Fra il 1923 e i primi mesi del '24 la musica fu composta, la partitura d'orchestra finita, il Grottesco pronto per le scene. Nell'estate dello stesso 1924 feci sentire l'opera ad Arturo Toscanini, che seduta stante la accettò, e la mise nel cartellone 1924-25 del Teatro alla Scala, dove fu rappresentata nel maggio del 1925.
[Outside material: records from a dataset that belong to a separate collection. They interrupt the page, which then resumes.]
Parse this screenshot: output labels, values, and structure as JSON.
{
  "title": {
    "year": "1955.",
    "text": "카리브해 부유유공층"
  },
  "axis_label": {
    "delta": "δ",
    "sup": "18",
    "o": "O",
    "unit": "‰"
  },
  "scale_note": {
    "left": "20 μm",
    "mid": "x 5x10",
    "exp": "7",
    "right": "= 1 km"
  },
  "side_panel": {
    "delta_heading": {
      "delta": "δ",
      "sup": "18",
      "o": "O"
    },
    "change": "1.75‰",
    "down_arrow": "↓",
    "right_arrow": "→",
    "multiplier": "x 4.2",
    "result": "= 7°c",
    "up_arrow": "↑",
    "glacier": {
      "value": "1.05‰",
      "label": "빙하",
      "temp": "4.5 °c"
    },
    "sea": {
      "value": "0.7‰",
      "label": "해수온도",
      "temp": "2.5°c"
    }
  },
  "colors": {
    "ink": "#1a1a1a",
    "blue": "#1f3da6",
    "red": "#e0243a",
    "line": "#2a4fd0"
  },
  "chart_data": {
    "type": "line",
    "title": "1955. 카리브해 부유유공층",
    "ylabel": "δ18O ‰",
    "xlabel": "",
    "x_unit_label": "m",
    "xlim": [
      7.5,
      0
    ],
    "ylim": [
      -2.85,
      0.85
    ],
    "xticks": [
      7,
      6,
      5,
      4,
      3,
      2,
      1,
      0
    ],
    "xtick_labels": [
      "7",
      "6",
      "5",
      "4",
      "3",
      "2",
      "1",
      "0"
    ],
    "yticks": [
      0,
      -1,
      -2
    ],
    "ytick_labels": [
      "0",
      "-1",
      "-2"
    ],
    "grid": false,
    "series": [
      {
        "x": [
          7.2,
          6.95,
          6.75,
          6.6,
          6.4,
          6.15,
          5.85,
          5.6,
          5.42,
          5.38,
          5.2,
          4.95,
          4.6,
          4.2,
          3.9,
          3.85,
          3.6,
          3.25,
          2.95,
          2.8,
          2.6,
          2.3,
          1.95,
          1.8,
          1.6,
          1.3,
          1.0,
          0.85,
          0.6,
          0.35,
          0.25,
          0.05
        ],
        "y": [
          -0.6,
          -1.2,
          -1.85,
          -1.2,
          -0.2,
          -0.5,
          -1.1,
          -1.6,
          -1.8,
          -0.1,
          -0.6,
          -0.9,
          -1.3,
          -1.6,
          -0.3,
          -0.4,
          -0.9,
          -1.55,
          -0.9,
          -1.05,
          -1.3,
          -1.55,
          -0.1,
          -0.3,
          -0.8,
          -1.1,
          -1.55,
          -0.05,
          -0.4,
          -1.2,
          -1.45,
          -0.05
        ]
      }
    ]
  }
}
Da quell'ormai lontanissimo 1925 il mio nome di operista non è mai piú comparso sul cartelloni della Scala; neppure una delle mie opere di minor mole è stata accolta su quelle scene: non Le furie di Arlecchino (ottanta teatri), non La Grancèola (cinquanta teatri), neppure Lumawig e la saetta, il balletto che nel 1936, vent'anni prima che diventasse «moda», portava i negri sulle scene del Teatro Reale dell'Opera di Roma, per una quindicina di sere consecutive.
- Neanche l'acclamata, la tanto autorevolmente patrocinata, La figlia del re?
- No. Neanche la... figlioccia di Toscanini. Ma questo è una specie di romanzo a fumetti colorati, che oscilla fra il color livido della cabala musicale meneghina e nazionale, e il giallo del piú stupefacente paradosso (una sortita di Toscanini con Wolf-Ferrari: se il Maestro ci pensa, certo se ne ricorderà). Questo, (considerati gli eccezionali successi di pubblico e di stampa che da trent'anni ormai questa tragedia continua ad ottenere ovunque sia rappresentata), è il caso veramente tipico e rappresentativo della politica distruttiva e negatrice seguita in questi anni, per ignoranza o per malvagità, da alcuni nostri Enti Lirici nei riguardi dell'esiguo patrimonio lirico contemporaneo valido e vitale; è il fenomeno che, nello stesso Teatro alla Scala viene definito «misterioso» e che, infatti, di non misterioso, cioè di percettibile, ha solo i colori che ho detto, o altri ancora (ma ancor meno odorosi) che variano fra il bruno-Cambronne del modo in cui l'Italia tratta i suoi artisti piú degni, il verdolino della nausea e il rosso sgargiante dell'opera buffa.
Un caso davvero singolare policromo divertente morale istruttivo.
Ma il gusto di raccontarlo me lo prenderò un'altra volta.